Section 21 of the Housing Act 1988 allowed landlords to end an assured shorthold tenancy without giving any reason, provided they gave the tenant two months’ notice. Critics argued this created insecurity for tenants, who could be removed from their homes with little justification.
The Renters’ Rights Act 2025 ends that regime entirely, replacing it with a system requiring landlords to prove a specific legal ground before recovering possession.
The Critical Deadlines Every Landlord Must Know
The last date to serve a valid Section 21 notice is 30 April 2026. Any notice served on or after 1 May 2026 will be invalid, and landlords who attempt to serve one face a civil penalty of up to £7,000.
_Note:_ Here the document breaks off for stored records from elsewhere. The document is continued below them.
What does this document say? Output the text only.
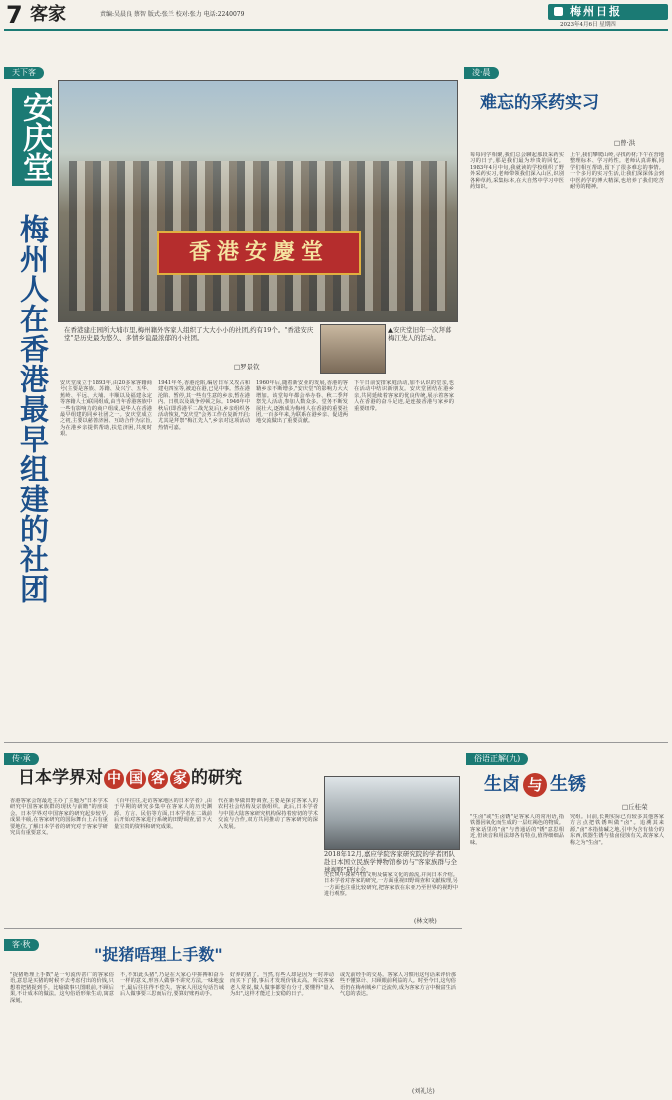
7 客家	责编:吴晨良 蔡智 版式:张兰 校对:张力 电话:2240079	梅州日报
2023年4月6日 星期四
天下客
安庆堂
梅州人在香港最早组建的社团	香港安慶堂
在香港建庄园所大埔市里,梅州籍外客家人组织了大大小小的社团,约有19个。"香港安庆堂"是历史最为悠久、多情乡谊最浓郁的小社团。
□罗景钦
▲安庆堂旧年一次拜暮梅江先人的活动。
安庆堂成立于1893年,由20多家客籍商号(主要是客族、苏籍、及兴宁、五华、蕉岭、平远、大埔、丰顺以及福建永定等客籍人士)联同组成,由当年香港客族中一些有影响力的商户组成,是华人在香港最早组建的同乡社团之一。安庆堂成立之初,主要以慈善济困、互助合作为宗旨,为在港乡亲提供帮助,扶危济困,共度时艰。
1941年冬,香港沦陷,编居日军又攻占和建屯四室等,被迫在港,已见中事。然在港沦陷、暂停,其一些有生意的乡亲,暂在港内、日机以及战争停顿之际。1946年中秋后(即香港平二战光复后),乡亲组织各活动恢复,"安庆堂"会务工作在复新开启;尤其是拜祭"梅江先人",乡亲对这项活动热情可嘉。
1960年后,随着新安业的发展,香港的客籍乡亲不断增多,"安庆堂"的影响力大大增加。该堂每年都会举办春、秋二季拜祭先人活动,参加人数众多。堂务不断发展壮大,逐渐成为梅州人在香港的重要社团,一百多年来,为联系在港乡亲、促进两地交流做出了重要贡献。
下午日前安排家庭活动,加不认识的堂亲,也在活动中结识新朋友。安庆堂团结在港乡亲,共同延续着客家的优良传统,展示着客家人在香港的奋斗足迹,是连接香港与家乡的重要纽带。
凌·晨
难忘的采药实习
□曾·洪
每每同学相聚,我们总会聊起那段采药实习的日子,那是我们最为珍贵的回忆。1983年4月中旬,我就读的学校组织了野外采药实习,老师带领我们深入山区,识别各种草药,采集标本,在大自然中学习中医药知识。
上午,我们攀爬山岭,寻找药材;下午在营地整理标本、学习药性。老师认真讲解,同学们相互帮助,留下了很多难忘的事情。一个多月的实习生活,让我们深深体会到中医药学的博大精深,也培养了我们吃苦耐劳的精神。
传·承
日本学界对 中 国 客 家 的研究
香港客家会馆最近主办了主题为"日本学术研究中国客家族群的现状与前瞻"的座谈会。日本学界对中国客家的研究起步较早,成果丰硕,在客家研究的国际舞台上占有重要地位,了解日本学者的研究对于客家学研究具有重要意义。
《百年往往,走访客家地区的日本学者》,由于早期的研究多集中在客家人的历史渊源、方言、民俗等方面,日本学者在二战前后开始对客家进行系统的田野调查,留下大量宝贵的资料和研究成果。
代在新界做田野调查,主要是探讨客家人的农村社会结构及宗族组织。此后,日本学者与中国大陆客家研究机构保持着密切的学术交流与合作,双方共同推动了客家研究的深入发展。
2018年12月,嘉应学院客家研究院的学者团队赴日本国立民族学博物馆参访与"客家族群与全球视野"研讨会。
史长风中探索中国文明及儒家文化的源流,并向日本介绍。日本学者对客家的研究,一方面重视田野调查和文献梳理,另一方面也注重比较研究,把客家放在东亚乃至世界的视野中进行观察。
(林文映)
俗语正解(九)
生卤 与 生锈
□丘桂荣
"生卤"或"生卤锈"是客家人的常用语,指铁器因氧化而生成的一层红褐色的物质。客家话里的"卤"与普通话的"锈"意思相近,但读音和用法却各有特点,值得细细品味。
究组。目前,长期实际已有较多其他客家方言点把铁锈叫做"卤"。追溯其来源,"卤"本指盐碱之地,引申为含有盐分的东西,铁器生锈与盐卤侵蚀有关,故客家人称之为"生卤"。
客·秋
"捉猪唔理上手数"
"捉猪唔理上手数"是一句流传甚广的客家俗语,意思是买猪的时候不去考虑付出的价钱,只想着把猪捉到手。比喻做事只图眼前,不顾后果,不计成本的做法。这句俗语形象生动,寓意深刻。
不,不知此头猪",乃是在大家心中拼搏和奋斗一样的意义,形容人做事不讲究方法,一味地蛮干,最后往往得不偿失。客家人用这句话告诫后人做事要三思而后行,要算好账再动手。
好养的猪了。当然,有些人却是因为一时冲动而买下了猪,事后才发现价钱太高。所以客家老人常说,做人做事都要有分寸,要懂得"量入为出",这样才能过上安稳的日子。
或先前经手的交易。客家人习惯用这句话来评价那些不懂算计、只顾眼前利益的人。时至今日,这句俗语仍在梅州城乡广泛流传,成为客家方言中极富生活气息的表达。
(刘礼达)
If a valid Section 21 notice has been served before 30 April 2026, landlords retain the right to begin court possession proceedings on that notice up until 31 July 2026. After that date, the transitional window closes entirely and the new regime takes full effect.
What Happens to Tenancies After 1 May 2026?
The Act converts all private tenancies into periodic (rolling) tenancies. Fixed-term tenancies will no longer exist in the private rented sector. This means:
- Tenants can end their tenancy by giving two months’ notice at any time
- Landlords must rely on one of the statutory grounds for possession under Section 8
- The accelerated possession procedure is abolished
Tenants gain genuine security of tenure, while landlords must demonstrate a legitimate reason to recover their property.
Section 8: The Sole Eviction Route from May 2026
Section 8 of the Housing Act 1988 becomes the only route to possession. Landlords must specify one or more of 17 grounds when seeking to evict. These fall into mandatory and discretionary categories.
Key mandatory grounds include:
- Ground 1 (Landlord Moving In): Requires four months’ notice. Cannot be used in the first 12 months of a tenancy.
- Ground 1A (Selling the Property): Also requires four months’ notice and is subject to the 12-month moratorium.
- Serious Rent Arrears: The threshold has increased from two months to three months (13 weeks for weekly rents). Arrears must exist both at the time of the notice and at the date of the court hearing.
- Anti-Social Behaviour: Persistent or serious conduct by the tenant or their visitors Discretionary grounds give the court flexibility to refuse possession even where a ground is proven.
The 12-Month Protected Period
During the first 12 months of any tenancy, landlords cannot use Ground 1 or Ground 1A to evict a tenant in order to sell the property or move in. This prevents those grounds from being used as a disguised alternative to Section 21 in early tenancies.
What Tenants Should Know
Tenants cannot be removed from their home simply because a landlord chooses not to renew a tenancy. If a landlord attempts to evict after 1 May 2026, they must specify a ground and follow a formal court process. Tenants who receive a Section 21 notice before 30 April 2026 should take legal advice immediately, the notice may be defective and therefore invalid even under the current rules.
Practical Steps for Landlords Now
- Review your tenancy portfolio and identify any properties where possession may be needed before May 2026.
- Familiarise yourself with Section 8 grounds and the notice periods required for each.
- Keep rent arrears records current, the new mandatory ground requires evidence at both notice and hearing stage.
- Ensure compliance with tenancy deposit, EPC, and How to Rent obligations, as failures here can block Section 8 claims.
- Seek legal advice if uncertain, the civil penalty for serving an invalid Section 21 notice is up to £7,000.
The abolition of Section 21 from 1 May 2026 is a fundamental rebalancing of rights between landlords and tenants. Landlords who plan carefully within the transition window and understand the new Section 8 framework will be best placed to navigate the reformed landscape.